In 1896, To-day magazine described Aimée Daniell Beringer as "one of the most popular personalities in literary and theatrical Bohemia." Beringer was the manager of the Opera Comique Theatre in London. Plays by Beringer included Tares: A Social Problem (1888), Katherine Kavenagh, The Prince and the Pauper (1890, adapted from the Mark Twain book), That Girl (1890, adapted from a story by Clementina Black), Holly Tree Inn (1891, 1902; an adaptation of a Charles Dickens story), Bess (1891, 1893), Salve (1895), A Bit of Old Chelsea (1897, 1898, 1902), My Lady's Orchard (1897), The Plot of His Story (1899–1901), Jim Belmont (1901), and The Agitator (1907–1908). She also wrote novels, including Beloved of the Gods (After the Danish) (1883), A Left-Handed Marriage (1886) and The New Virtue (1896).

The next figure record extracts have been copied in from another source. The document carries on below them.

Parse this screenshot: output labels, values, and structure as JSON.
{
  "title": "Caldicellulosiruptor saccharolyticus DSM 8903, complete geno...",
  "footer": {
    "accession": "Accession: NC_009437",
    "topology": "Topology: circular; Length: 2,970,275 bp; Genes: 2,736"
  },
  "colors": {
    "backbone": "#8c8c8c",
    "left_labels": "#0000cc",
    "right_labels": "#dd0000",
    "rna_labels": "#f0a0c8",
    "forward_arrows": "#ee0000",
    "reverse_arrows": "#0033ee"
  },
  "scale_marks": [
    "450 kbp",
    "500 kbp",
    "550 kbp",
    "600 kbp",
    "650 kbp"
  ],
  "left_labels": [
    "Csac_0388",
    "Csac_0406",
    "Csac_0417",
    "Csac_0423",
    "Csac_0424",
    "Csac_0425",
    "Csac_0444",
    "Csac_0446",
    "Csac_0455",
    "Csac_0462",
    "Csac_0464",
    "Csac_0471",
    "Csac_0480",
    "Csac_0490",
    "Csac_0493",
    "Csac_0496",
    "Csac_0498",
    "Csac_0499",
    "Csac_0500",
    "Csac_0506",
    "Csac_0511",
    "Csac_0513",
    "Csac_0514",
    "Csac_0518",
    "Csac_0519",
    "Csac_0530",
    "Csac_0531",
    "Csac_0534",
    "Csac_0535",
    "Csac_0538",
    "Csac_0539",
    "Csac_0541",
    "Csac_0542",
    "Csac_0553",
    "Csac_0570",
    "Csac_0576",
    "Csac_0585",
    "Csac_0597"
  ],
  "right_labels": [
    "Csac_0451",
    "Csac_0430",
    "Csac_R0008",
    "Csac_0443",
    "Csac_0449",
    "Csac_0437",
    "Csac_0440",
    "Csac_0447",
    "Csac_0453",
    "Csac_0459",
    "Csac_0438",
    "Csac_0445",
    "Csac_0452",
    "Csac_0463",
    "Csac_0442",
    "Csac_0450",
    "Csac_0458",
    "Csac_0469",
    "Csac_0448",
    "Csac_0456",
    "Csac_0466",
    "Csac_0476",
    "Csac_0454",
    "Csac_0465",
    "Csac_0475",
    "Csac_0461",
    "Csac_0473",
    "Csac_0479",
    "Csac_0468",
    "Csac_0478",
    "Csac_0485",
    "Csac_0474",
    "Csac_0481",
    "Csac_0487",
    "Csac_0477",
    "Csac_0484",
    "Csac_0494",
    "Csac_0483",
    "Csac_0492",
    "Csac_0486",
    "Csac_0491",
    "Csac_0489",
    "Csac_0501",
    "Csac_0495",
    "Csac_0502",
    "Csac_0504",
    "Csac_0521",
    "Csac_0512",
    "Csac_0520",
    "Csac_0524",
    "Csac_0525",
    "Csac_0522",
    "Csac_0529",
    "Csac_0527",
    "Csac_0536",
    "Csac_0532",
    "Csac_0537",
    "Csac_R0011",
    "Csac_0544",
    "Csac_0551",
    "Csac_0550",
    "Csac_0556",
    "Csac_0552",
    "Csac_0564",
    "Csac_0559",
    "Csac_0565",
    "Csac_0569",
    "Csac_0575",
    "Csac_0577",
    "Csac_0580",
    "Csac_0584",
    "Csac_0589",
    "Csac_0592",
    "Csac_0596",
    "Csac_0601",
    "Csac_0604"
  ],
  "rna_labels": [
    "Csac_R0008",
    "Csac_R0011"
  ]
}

She was one of the commenters in The Idlers "The Idlers' Club," along with Eliza Lynn Linton, Evelyn Sharp, Arabella Kenealy, Fred Whishaw, Ella Hepworth Dixon, Jerome K. Jerome, Robert Blatchford, George Bernard Shaw, and other literary figures. The monthly panel discussed such topics such as early marriage ("Youth is a very charming and enviable possession, but none will deny that it is imperious, exacting, and egotistic," she opined) and "At What Age is Man Most Attractive to Woman?" (Beringer began her response to this subject with "This is a very distracting question.")

==Personal life==

Aimée Daniell married the pianist Oscar Beringer in 1873. Among their five children were actresses Esme Beringer and Vera Beringer, who both appeared in productions of their mother's plays. Her son Guy Beringer was a journalist. She was widowed in 1922, and died in 1936, aged 79 years, at a nursing home in Bournemouth.